A prospective study on sleep disorders related to antidepressant drugs use in a tertiary care teaching hospital

Farhan Ahmad Khan, Kirti Vishwakarma, Vishal P. Giri, Chitrak Bansal


Background: Prescription of antidepressants has been increased from the last decade and responsible for producing sleep disorders as adverse drug reactions (ADRs). Sleep disorders can be divided into 3 large groups: (1) insomnia, (2) primary complaint of daytime sleepiness, and (3) Association of disruptive behaviours during sleep, the disorders of arousal. So active surveillance is needed to access these ADRs.

Aims and Objective: To analyze the sleep disturbances as ADRs of various antidepressants prescribed to the patients attending psychiatry outpatient department (OPD).

Methods: This prospective study was conducted on patients aged ≤74 years attending Department of Psychiatry OPD and were prescribed Antidepressants for the duration of 8 months (December, 2013-July, 2014). The ADRs reported were confirmed by WHO UMC Causality Assessment Scale.

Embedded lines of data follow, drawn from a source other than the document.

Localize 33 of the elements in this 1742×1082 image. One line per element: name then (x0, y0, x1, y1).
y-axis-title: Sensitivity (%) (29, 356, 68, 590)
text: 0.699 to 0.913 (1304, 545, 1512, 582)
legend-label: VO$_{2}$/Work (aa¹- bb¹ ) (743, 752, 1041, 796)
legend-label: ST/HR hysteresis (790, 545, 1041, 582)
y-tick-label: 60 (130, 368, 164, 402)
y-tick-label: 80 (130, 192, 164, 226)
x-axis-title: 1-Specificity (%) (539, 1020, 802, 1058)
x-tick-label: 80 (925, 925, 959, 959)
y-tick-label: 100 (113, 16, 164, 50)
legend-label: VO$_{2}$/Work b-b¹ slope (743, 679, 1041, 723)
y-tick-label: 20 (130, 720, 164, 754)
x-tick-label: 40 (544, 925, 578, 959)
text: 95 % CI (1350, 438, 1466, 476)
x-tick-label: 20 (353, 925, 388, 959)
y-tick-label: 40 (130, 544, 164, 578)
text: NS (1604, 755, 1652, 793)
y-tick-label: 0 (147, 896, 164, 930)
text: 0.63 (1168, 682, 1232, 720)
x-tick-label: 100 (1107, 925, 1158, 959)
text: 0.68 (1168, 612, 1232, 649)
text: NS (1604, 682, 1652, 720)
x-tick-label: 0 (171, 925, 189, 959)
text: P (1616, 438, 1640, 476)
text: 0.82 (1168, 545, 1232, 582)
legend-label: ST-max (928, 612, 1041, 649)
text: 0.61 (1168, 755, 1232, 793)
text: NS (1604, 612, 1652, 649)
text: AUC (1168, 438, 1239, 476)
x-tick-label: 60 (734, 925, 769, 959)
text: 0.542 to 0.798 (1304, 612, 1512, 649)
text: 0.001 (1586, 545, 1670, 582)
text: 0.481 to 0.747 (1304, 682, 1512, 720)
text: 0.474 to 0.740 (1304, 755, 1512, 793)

Results: Total number of patients enrolled on the basis of inclusion and exclusion criteria (n=50). Total number of ADRs related to drugs prescribed were found to be n=69. Total number of patients with sleep disturbances as ADRs were found to be n=28.

Conclusion: The drug, most frequently implicated to cause sleep disturbances, was mirtazapine. Increased sleep was the most common ADR, found to occur. Unusual ADRs such as sleep talking was also seen.